La procédure est gratuite devant le tribunal judiciaire mais payante devant le tribunal de commerce.

Pour quel type de litiges ?

Les dispositions de l’article 1415 du code de procédure civile réservent la procédure d’injonction de payer au recouvrement des créances ayant une cause contractuelle ou résultant d’une obligation à caractère statutaire dont le montant est déterminé. Elle peut aussi être mise en œuvre lorsque l’engagement résulte de l’acceptation ou du tirage d’effets de commerce ou de l’acceptation de cessions de créances relevant de la loi n° 81-1 du 2 janvier 1981 facilitant le crédit aux entreprises.

La procédure d’injonction peut donc être intéressante pour poursuivre le recouvrement de créances issues d’un contrat de location ou d’un contrat d’entreprise conclu pour l’exécution de travaux, ou bien pour le recouvrement de charges de copropriété. Elle ne peut donc être utilisée que pour réclamer les sommes issues d’un contrat et les éventuels dommages et intérêts résultant de son inexécution.

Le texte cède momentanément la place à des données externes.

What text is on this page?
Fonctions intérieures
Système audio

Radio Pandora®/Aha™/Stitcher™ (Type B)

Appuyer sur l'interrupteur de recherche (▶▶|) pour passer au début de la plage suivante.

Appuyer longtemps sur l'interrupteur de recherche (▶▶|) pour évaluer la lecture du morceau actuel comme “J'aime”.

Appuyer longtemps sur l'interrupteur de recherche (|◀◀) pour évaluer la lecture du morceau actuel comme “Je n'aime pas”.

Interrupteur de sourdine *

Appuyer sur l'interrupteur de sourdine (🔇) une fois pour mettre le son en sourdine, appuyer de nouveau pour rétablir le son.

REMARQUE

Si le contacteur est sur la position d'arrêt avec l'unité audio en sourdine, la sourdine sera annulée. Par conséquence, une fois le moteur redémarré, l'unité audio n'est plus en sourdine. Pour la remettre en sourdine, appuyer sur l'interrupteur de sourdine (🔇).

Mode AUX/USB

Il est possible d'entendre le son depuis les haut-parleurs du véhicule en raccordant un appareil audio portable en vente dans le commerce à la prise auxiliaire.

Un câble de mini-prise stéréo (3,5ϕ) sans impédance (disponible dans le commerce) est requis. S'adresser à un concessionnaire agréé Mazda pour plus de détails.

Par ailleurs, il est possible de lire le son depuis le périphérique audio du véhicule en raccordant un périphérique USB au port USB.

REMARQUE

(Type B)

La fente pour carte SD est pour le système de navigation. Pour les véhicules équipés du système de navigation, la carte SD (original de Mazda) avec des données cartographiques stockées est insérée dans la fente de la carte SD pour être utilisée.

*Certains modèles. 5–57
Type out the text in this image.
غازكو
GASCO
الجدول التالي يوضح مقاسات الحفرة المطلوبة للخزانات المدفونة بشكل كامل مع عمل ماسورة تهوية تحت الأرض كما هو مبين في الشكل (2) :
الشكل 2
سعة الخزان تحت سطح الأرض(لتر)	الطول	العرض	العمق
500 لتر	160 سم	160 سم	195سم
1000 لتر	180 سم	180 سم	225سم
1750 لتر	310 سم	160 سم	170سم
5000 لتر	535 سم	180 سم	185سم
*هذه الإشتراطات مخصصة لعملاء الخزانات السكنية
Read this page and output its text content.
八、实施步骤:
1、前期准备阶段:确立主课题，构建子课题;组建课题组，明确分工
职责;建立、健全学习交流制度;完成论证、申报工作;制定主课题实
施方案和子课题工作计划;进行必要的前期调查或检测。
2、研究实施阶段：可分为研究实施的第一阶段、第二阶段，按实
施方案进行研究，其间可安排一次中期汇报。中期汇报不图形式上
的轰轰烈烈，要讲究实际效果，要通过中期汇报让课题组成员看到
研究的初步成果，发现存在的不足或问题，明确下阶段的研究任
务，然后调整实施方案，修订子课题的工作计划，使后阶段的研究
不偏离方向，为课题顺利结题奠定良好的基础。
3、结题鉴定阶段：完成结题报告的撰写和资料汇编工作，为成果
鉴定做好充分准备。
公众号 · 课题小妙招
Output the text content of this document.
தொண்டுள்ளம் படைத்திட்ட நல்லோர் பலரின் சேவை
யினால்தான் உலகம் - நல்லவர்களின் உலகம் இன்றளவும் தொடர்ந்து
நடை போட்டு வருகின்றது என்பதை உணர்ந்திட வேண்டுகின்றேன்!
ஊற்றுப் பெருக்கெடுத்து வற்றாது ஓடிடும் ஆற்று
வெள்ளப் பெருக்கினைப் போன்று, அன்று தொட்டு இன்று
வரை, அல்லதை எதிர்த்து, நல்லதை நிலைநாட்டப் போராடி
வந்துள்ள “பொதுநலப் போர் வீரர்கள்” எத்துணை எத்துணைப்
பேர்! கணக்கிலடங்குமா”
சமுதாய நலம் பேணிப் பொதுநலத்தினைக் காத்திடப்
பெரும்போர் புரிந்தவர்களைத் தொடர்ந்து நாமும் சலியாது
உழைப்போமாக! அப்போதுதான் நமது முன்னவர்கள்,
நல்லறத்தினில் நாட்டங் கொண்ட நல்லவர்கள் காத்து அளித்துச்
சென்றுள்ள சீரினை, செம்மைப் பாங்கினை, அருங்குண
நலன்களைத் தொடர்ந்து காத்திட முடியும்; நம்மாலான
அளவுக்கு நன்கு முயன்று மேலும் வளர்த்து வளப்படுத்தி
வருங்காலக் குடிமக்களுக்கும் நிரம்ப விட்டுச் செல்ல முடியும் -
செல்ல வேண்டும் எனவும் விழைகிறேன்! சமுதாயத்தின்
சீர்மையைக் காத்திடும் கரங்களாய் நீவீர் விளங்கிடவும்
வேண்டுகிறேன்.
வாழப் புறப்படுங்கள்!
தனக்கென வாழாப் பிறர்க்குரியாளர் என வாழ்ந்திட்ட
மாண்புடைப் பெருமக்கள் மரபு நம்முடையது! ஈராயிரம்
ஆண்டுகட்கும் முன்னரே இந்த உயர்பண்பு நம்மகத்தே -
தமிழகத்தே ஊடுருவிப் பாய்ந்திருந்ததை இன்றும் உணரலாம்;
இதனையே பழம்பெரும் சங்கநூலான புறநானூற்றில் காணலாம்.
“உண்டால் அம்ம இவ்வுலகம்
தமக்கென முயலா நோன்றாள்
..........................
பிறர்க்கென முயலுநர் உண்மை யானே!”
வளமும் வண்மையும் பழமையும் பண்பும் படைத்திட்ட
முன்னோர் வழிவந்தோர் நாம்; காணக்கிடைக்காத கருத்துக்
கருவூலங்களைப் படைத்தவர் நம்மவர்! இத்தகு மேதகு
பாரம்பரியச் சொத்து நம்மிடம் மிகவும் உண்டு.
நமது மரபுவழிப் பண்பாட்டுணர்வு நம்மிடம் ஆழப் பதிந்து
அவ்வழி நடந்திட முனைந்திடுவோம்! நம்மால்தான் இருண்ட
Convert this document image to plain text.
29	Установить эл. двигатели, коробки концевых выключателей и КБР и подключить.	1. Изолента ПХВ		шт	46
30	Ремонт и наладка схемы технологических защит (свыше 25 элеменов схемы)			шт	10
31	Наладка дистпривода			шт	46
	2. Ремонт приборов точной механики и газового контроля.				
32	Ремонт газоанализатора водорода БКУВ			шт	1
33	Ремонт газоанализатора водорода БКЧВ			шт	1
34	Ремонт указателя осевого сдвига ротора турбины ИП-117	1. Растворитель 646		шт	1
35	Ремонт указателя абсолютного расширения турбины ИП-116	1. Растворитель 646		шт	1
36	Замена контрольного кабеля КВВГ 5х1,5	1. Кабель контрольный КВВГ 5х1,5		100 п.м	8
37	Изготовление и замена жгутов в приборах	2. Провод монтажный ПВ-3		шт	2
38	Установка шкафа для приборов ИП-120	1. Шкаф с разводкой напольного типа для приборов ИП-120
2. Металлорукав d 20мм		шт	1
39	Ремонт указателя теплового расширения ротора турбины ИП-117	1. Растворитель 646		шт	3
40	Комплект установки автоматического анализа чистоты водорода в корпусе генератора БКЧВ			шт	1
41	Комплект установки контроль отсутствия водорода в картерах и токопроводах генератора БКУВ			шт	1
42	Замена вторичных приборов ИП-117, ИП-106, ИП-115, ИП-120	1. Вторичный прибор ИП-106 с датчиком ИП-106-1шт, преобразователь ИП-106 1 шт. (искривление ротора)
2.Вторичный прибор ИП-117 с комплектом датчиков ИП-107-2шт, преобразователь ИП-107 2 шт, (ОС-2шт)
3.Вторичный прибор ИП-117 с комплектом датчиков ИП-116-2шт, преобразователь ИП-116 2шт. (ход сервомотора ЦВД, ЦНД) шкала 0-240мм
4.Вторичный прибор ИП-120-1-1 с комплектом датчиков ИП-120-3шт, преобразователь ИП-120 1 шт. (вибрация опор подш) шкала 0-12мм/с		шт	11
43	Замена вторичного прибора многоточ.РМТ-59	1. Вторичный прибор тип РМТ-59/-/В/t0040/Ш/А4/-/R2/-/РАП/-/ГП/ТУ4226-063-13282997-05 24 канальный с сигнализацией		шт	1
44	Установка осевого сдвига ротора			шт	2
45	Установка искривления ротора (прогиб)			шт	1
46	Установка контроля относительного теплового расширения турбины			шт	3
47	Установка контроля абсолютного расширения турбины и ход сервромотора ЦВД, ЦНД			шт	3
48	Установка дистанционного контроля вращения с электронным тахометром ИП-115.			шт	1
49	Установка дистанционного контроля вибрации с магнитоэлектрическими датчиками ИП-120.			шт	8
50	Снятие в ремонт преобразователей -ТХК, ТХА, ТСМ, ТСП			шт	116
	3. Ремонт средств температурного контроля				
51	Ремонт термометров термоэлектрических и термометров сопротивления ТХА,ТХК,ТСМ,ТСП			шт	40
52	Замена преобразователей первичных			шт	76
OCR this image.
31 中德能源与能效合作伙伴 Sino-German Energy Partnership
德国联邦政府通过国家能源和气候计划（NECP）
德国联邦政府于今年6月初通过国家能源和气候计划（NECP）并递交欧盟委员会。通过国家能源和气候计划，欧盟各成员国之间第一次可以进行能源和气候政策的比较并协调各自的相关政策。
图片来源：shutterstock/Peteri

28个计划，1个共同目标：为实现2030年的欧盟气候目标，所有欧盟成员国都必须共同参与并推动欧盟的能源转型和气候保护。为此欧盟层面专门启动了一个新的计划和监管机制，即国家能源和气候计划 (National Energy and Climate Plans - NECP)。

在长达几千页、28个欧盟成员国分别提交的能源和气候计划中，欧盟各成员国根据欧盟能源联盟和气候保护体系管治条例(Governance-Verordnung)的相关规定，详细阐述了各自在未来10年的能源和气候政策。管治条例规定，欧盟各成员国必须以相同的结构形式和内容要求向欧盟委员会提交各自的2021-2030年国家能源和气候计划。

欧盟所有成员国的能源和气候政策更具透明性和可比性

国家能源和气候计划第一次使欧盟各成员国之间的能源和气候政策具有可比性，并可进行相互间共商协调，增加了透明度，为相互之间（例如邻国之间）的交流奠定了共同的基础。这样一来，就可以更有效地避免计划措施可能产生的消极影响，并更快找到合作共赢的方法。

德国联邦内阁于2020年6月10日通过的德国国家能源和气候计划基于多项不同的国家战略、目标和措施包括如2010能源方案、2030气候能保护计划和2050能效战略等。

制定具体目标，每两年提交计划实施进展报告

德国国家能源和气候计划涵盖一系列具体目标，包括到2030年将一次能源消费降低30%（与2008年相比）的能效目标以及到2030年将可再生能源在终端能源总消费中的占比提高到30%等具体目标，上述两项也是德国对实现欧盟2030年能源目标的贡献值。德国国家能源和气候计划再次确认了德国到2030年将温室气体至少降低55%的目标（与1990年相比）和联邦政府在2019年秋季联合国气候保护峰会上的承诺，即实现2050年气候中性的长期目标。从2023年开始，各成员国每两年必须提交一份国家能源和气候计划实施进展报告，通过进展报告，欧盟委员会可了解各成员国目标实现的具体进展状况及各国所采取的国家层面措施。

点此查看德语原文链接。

Quant à l’injonction de faire, les dispositions de l’article 1425-1 du code de procédure civile précisent désormais que l’exécution en nature d’une obligation née d’un contrat conclu entre des personnes n’ayant pas toutes la qualité de commerçant, peut être demandée au juge des contentieux de la protection ou au tribunal judiciaire dans les matières relevant de sa compétence, notamment les baux à usage d’habitation. Ces procédures trouveront à s’appliquer aux demandes de travaux ou de restitution auxquelles le contrat de bail peut donner lieu.

Les procédures d’injonction de payer et de faire n’ont donc pas leur place dans les conflits de voisinage et notamment dans tous ceux qui concernent la hauteur et la distance des plantations et les obligations issues du titre IV de livre II du Code Civil ni être utilisées pour demander des dommages et intérêts.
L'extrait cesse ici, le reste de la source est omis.